The High Road to China: George Bogle, the Panchen Lama and the First British Expedition to Tibet
- Author: Kate Teltscher
- Language: English
- Subject: History
- Genre: Nonfiction
- Published: 2007
- Publisher: Bloomsbury
- Publication place: United Kingdom
- Media type: Hardcover
- Pages: 374
- ISBN: 9780747584841

= The High Road to China (book) =

2007 book by Kate Teltscher

The High Road to China: George Bogle, the Panchen Lama and the First British Expedition to Tibet is a nonfiction book by Kate Teltscher, a historian and academician at the University of Roehampton.

== Overview ==
In 1774, merchants from the British East India Company (EIC) were very eager to start trading with Tibet and China. To assess Tibet's commercial potential and Lhasa's relationship with China, Warren Hastings, then Governor-General of Bengal, dispatched twenty-eight year old Scotsman George Bogle to Tibet to act as an envoy on their behalf.

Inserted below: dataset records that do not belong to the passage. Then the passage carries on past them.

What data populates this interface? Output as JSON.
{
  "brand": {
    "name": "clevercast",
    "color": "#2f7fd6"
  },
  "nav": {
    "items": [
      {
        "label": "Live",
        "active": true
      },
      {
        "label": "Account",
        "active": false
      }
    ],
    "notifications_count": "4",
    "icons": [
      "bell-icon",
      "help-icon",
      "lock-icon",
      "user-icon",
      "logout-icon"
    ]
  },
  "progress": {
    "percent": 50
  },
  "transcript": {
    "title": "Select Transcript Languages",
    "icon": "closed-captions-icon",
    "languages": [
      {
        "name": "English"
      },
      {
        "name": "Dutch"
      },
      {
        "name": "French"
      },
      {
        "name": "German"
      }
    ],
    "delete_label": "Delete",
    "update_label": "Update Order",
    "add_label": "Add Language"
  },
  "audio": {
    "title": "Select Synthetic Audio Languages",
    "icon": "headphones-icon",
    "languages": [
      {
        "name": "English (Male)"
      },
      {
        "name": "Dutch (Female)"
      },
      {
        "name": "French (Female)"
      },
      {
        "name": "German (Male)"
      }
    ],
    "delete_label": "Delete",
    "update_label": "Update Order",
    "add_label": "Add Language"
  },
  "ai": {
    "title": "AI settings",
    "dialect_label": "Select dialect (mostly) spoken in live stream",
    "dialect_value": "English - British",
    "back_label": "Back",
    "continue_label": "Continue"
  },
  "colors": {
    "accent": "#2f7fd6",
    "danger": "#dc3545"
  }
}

The EIC was crippled by a combination of a growing domestic demand for Chinese goods and China's extremely restrictive trading practices. The Imperial court's arrogance had to be overcome in order to open up trade, and a diplomatic opening with the Tibetans seemed to provide an opportunity to initiate bilateral trade talks with China.

Once Bogle reached Lhasa, he was able to form a friendship with the Panchen Lama of that time. This friendship and persuasion from Bogle led to Panchen Lama's state visit to China, which was a major focus for the Britishers.

By piecing together fragments from Bogle's private documents, Tibetan histories of the Panchen Lama, the testimony of a travelling Hindu monk, and the Emperor's own accounts, Teltscher tried to "[reconstruct] the momentous meeting of these very different worlds."

== Reception ==
Tristram Stuart wrote in The New York Times that "[the book] lucidly relates how Britain tried to circumvent trade barriers by opening a back door to China through the mysterious land of Tibet."

Patrick French, a British historian, wrote in The Sunday Times: "A splendid and fascinating account [...] Teltscher has made remarkable use of her source material, aided by the constantly perceptive and witty tone of Bogle’s own writings."

Noel Malcolm, wrote in The Sunday Telegraph: "An impeccably well-researched book, and it is hard to imagine this fascinating story being told with greater sensitivity or skill."